About Biologic Medicines

At Juno, our goal is twofold: increase patient access to high quality, lifesaving medicines and increase value within the Australian healthcare system.

Biosimilars and interchangeable biologic products present an opportunity to patients, healthcare professionals and the government, by providing increased patient access to therapies, whilst helping maintain the long-term viability and financial sustainability of the Australian and New Zealand healthcare systems.

We believe that we have the right expertise and strategies to effectively partner with biologic developers whose brands are reaching their patent expiry, plus biosimilar developers with plans to launch in Australia and New Zealand.

 

What Is The Difference Between A Generic And A Biosimilar?

While biosimilars and generics have some conceptual parallels, the complexity of biologic medicines means that the principles relevant to the evaluation and use of generic medicines cannot be simply extrapolated to biosimilars10.

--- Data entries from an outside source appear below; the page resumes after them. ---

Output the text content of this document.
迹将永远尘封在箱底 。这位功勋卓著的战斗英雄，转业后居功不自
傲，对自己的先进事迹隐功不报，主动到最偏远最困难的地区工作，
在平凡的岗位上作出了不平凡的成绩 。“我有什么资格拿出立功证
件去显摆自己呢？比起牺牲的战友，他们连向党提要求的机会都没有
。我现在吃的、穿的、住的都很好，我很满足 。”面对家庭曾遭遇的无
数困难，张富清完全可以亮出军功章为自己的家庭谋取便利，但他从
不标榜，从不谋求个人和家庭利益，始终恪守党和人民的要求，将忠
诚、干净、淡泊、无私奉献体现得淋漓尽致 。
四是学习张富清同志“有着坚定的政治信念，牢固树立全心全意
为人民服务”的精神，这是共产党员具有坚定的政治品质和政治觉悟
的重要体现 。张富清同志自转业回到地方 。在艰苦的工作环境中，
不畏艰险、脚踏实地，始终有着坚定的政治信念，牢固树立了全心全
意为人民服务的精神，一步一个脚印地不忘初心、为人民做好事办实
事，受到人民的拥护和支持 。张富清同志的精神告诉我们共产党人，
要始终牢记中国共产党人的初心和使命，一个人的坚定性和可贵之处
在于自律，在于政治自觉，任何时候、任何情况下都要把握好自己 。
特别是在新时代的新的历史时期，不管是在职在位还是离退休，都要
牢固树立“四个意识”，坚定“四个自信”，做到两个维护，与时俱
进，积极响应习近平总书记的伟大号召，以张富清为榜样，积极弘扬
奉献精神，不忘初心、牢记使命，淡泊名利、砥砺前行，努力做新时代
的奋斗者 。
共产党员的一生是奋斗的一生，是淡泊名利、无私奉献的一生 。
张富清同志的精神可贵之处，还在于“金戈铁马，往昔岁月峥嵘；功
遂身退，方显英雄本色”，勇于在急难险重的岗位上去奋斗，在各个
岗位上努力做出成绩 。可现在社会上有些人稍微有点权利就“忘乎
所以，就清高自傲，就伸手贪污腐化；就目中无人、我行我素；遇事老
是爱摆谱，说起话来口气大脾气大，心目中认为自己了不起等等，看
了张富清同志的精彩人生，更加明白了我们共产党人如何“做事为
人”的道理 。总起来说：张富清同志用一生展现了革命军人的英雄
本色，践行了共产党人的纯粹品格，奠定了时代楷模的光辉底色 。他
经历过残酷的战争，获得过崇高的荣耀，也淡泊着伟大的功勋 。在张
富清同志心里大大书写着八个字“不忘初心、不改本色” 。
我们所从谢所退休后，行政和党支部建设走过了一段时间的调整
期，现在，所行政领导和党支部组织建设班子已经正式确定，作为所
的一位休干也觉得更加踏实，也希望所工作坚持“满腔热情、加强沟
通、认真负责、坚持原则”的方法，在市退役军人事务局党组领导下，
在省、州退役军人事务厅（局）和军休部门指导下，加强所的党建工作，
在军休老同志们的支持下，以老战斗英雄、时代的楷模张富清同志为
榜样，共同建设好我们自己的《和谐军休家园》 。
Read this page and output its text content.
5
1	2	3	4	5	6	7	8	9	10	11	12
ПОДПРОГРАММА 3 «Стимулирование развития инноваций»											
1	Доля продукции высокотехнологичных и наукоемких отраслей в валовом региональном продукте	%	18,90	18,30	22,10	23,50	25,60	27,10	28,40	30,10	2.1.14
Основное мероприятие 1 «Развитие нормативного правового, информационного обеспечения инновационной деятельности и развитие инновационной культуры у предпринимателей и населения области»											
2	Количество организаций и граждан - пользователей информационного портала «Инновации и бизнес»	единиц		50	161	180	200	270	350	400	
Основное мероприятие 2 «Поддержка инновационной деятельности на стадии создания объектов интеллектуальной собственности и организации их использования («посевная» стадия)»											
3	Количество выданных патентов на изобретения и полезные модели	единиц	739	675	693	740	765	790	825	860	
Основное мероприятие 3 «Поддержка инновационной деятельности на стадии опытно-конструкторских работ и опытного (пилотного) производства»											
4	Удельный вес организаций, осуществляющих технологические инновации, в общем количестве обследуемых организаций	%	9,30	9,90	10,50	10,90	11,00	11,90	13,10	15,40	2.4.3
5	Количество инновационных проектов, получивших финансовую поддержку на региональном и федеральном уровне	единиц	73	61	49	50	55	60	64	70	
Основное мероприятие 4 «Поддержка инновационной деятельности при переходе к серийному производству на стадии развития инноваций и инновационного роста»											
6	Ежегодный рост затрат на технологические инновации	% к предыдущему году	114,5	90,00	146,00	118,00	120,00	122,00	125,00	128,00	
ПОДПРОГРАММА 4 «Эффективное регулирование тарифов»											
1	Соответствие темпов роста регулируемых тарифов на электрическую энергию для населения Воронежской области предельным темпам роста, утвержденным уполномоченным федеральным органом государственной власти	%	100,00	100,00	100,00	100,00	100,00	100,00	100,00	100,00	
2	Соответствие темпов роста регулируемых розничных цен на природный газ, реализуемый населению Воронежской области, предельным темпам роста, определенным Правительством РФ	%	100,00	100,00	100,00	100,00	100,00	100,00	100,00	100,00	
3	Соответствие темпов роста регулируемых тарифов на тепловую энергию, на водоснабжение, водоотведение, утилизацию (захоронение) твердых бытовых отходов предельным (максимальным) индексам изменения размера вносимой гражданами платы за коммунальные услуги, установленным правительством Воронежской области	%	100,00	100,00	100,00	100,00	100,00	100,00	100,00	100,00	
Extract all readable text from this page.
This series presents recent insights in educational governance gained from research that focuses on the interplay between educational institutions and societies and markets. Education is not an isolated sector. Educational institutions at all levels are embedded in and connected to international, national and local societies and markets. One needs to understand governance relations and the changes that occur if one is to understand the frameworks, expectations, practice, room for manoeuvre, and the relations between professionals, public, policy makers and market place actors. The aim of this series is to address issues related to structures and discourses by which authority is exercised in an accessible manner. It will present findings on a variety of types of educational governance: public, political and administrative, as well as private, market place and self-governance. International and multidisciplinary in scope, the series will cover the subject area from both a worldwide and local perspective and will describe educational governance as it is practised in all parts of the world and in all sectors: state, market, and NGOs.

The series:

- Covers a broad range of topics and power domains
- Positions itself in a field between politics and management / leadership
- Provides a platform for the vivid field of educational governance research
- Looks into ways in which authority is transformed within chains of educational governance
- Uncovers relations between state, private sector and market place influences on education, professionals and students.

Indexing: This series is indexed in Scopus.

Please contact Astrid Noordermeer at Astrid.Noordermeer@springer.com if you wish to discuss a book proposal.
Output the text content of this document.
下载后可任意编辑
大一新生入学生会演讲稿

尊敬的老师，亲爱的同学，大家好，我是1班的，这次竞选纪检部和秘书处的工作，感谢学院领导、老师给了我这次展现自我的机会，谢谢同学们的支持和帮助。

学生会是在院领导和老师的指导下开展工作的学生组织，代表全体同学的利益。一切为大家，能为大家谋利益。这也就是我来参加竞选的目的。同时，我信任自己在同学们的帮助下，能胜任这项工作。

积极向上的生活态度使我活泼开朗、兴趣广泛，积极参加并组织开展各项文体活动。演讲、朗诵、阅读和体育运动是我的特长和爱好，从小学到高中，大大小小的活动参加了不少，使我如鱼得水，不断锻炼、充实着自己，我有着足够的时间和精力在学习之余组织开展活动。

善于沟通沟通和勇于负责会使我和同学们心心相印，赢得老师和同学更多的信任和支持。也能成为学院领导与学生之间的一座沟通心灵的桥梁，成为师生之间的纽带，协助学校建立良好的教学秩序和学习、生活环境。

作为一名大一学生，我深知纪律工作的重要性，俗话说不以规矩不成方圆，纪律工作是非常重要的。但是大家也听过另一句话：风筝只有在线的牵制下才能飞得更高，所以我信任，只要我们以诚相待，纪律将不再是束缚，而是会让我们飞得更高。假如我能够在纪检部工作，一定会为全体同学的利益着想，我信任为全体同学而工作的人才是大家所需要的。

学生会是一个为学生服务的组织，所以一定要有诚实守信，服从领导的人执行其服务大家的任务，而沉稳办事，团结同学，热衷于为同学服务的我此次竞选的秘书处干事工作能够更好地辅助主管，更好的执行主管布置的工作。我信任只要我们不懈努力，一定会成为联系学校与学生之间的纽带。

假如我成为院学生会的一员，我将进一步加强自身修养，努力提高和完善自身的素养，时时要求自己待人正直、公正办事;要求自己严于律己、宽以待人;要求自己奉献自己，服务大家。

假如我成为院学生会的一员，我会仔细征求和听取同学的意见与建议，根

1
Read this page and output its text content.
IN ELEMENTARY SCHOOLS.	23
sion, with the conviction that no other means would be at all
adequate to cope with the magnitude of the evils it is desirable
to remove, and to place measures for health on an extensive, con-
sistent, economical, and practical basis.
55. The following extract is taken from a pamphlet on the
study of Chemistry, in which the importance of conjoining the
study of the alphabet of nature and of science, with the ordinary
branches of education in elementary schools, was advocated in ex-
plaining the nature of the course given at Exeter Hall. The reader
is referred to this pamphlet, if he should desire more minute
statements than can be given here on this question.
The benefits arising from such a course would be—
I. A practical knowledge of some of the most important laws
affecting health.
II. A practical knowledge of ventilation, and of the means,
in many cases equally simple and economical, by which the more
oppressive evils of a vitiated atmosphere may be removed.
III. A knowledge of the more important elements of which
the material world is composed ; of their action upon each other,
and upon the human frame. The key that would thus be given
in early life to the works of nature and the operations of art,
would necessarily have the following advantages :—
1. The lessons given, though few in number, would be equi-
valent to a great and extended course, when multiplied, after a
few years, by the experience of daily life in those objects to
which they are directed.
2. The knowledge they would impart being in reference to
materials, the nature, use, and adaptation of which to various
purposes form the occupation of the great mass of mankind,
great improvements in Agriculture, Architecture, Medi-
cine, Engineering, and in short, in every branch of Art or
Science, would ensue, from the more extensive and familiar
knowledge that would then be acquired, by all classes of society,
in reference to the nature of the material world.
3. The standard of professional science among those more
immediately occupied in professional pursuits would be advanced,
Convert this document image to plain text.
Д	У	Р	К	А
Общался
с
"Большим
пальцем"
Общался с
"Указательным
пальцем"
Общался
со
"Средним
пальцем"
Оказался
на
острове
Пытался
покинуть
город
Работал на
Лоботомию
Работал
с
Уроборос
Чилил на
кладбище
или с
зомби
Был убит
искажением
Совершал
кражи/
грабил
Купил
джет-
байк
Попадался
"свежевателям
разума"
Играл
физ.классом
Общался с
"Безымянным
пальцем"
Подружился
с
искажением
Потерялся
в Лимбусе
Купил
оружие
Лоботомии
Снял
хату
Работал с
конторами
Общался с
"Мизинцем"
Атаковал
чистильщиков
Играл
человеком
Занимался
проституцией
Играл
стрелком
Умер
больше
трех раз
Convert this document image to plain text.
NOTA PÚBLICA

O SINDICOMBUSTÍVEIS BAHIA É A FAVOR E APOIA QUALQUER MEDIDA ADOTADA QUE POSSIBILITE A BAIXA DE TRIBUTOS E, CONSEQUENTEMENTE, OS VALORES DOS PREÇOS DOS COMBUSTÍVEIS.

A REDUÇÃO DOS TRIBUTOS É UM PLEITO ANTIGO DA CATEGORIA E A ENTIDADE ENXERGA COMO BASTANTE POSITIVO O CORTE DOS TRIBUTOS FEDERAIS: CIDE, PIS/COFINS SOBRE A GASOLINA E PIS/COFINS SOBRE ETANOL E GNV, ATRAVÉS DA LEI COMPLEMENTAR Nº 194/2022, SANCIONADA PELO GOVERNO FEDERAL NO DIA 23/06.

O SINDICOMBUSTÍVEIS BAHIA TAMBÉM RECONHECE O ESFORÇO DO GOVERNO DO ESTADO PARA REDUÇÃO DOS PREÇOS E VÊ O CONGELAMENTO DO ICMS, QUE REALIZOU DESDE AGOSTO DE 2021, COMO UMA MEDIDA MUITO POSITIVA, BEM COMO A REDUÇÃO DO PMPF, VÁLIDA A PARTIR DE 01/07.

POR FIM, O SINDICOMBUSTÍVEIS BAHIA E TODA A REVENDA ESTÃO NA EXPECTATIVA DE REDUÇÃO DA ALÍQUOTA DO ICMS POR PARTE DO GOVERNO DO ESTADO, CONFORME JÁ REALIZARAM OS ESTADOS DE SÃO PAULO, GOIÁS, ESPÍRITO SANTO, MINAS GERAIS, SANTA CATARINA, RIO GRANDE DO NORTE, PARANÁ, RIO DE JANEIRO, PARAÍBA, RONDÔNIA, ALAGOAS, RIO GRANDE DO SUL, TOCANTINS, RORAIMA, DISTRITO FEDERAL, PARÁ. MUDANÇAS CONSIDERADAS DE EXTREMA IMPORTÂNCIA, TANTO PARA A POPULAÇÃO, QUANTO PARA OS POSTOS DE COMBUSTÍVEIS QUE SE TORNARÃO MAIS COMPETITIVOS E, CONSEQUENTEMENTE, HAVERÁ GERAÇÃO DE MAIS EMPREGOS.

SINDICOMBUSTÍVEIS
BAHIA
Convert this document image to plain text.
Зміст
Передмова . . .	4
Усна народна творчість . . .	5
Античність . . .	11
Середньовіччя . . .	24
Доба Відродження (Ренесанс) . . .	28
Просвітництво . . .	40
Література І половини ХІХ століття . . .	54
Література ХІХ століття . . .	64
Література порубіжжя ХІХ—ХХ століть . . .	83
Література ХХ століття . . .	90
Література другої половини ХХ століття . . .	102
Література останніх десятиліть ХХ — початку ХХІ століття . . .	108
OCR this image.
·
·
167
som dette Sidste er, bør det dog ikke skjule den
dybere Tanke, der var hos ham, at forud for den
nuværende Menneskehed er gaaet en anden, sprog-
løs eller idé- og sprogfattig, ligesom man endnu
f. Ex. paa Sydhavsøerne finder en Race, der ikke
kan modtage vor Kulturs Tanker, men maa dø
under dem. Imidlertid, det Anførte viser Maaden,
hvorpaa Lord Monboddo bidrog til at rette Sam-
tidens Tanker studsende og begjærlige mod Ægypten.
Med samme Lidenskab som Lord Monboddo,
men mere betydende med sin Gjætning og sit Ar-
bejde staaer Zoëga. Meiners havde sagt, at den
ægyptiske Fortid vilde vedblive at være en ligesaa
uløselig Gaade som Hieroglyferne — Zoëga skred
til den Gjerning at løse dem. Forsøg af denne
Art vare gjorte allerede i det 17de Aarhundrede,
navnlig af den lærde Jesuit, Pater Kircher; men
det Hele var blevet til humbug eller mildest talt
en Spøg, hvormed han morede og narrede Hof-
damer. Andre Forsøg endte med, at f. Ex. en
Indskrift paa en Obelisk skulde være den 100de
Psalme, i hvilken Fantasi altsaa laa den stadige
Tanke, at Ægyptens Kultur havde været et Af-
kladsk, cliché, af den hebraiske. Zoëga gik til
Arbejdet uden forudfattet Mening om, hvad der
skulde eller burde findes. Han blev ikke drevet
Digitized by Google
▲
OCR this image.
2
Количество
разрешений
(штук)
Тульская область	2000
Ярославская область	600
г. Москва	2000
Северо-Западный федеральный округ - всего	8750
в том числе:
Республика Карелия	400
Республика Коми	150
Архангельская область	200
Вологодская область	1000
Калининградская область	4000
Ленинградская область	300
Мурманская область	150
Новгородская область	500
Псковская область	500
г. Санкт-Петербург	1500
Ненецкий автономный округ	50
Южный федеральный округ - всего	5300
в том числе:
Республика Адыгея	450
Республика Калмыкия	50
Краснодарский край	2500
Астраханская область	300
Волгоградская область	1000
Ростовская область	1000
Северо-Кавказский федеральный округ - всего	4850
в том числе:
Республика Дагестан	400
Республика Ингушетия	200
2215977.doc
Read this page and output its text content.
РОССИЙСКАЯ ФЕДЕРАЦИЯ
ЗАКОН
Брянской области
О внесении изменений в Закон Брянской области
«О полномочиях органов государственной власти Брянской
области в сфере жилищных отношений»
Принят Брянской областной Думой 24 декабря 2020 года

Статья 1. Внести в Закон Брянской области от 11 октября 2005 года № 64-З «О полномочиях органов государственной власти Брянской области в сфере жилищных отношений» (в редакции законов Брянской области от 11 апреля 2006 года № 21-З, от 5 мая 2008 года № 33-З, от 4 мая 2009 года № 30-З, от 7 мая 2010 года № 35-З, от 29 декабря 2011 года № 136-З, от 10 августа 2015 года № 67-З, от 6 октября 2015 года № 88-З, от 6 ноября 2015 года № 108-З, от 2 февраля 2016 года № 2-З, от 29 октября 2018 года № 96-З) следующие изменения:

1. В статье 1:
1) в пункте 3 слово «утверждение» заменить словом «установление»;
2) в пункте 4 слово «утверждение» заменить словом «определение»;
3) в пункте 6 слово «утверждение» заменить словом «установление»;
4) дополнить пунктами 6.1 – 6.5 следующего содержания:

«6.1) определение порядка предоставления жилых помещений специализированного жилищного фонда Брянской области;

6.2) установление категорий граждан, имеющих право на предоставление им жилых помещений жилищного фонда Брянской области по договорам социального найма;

Biosimilars and generics are both alternative versions of branded, originator medicines for whom marketing exclusivity rights have expired. They are also both approved through abbreviated pathways that do not require duplicating full clinical trials11.

However, as generic medicines are comprised of small, chemical molecules, demonstration of bioequivalence between a generic and reference product is generally sufficient to infer therapeutic equivalence between the two12. Due to the complexity and inherent structural variability of reference biologics and biosimilars, the method established for generic medicines is not suitable for the development and evaluation of biosimilars12.